The name was first used for a town proclaimed on 1 November 1888 and which was formally declared to have ceased to exist on 8 July 1982. Boundaries which include the former town were created for the locality on 29 May 1997 and which are completely surrounded by the locality of Melton Station.

The area was initially settled in 1873 with the discovery of gold. In 1890, Waukaringa was estimated to have had a population of 750. The former town of Waukaringa is now a ghost town after being abandoned in the 1950s. Ruins of only a few buildings remain, principally the former Waukaringa Hotel.
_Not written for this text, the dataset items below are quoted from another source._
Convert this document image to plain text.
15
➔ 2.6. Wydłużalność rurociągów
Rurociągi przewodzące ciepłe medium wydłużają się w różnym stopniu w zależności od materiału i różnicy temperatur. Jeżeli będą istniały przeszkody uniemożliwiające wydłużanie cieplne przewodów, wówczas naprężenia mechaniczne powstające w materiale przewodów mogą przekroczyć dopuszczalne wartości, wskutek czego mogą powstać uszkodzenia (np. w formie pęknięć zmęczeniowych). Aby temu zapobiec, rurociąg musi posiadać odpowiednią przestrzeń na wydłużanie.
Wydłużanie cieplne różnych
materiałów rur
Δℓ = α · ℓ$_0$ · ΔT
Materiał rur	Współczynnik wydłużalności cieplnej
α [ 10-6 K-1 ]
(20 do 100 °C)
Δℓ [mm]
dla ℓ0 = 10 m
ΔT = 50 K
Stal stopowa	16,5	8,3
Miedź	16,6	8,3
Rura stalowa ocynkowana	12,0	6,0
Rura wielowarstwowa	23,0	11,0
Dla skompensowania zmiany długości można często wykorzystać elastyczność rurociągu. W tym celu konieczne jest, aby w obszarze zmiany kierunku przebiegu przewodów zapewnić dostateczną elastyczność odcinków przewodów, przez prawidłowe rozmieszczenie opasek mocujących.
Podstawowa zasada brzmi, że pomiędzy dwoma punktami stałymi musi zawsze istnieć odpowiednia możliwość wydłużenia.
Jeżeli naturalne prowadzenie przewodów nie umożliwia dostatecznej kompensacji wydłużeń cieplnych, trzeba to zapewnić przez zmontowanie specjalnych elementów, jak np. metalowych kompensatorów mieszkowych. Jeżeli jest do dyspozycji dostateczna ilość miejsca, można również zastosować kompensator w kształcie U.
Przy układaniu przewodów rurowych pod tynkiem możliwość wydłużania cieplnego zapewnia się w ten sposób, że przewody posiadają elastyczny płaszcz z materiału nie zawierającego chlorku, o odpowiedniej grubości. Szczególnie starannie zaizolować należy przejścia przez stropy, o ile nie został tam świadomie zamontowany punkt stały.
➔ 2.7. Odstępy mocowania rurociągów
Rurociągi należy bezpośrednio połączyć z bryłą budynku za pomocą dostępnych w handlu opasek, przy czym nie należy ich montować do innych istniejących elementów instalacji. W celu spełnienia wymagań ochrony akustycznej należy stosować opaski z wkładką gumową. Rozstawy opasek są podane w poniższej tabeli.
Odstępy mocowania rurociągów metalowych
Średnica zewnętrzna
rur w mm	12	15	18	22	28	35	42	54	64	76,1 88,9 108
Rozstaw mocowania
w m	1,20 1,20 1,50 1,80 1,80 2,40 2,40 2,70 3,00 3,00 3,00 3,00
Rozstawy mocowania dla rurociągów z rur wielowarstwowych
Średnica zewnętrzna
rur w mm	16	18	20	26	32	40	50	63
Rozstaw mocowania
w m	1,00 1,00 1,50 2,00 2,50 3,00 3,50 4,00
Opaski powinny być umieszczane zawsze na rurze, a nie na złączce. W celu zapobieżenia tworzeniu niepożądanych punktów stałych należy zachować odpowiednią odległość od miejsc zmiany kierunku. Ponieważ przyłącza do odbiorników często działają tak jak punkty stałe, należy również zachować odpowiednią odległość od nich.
The goldfields near Waukaringa produced approximately 1427 kg of gold between 1873 and 1969. The main mines in the goldfield were Alma and Victoria, Alma Extended, West Waukaringa and Balaclava. A stone chimney from the Alma and Victoria mine is still visible. The Alma and Victoria Mine Site and Structures are listed on the South Australian Heritage Register.

The setting for The Silent Sea, written by Catherine Edith Macauley Martin under the pseudonym Mrs. Alick Macleod, was based on mining and life at Waukaringa. The book was partly written while Martin lived in the town.

Australian Rules footballer Harold Oliver was born in Waukaringa in 1891.

Waukaringa is located within the federal division of Grey, the state electoral district of Stuart and the Pastoral Unincorporated Area of South Australia.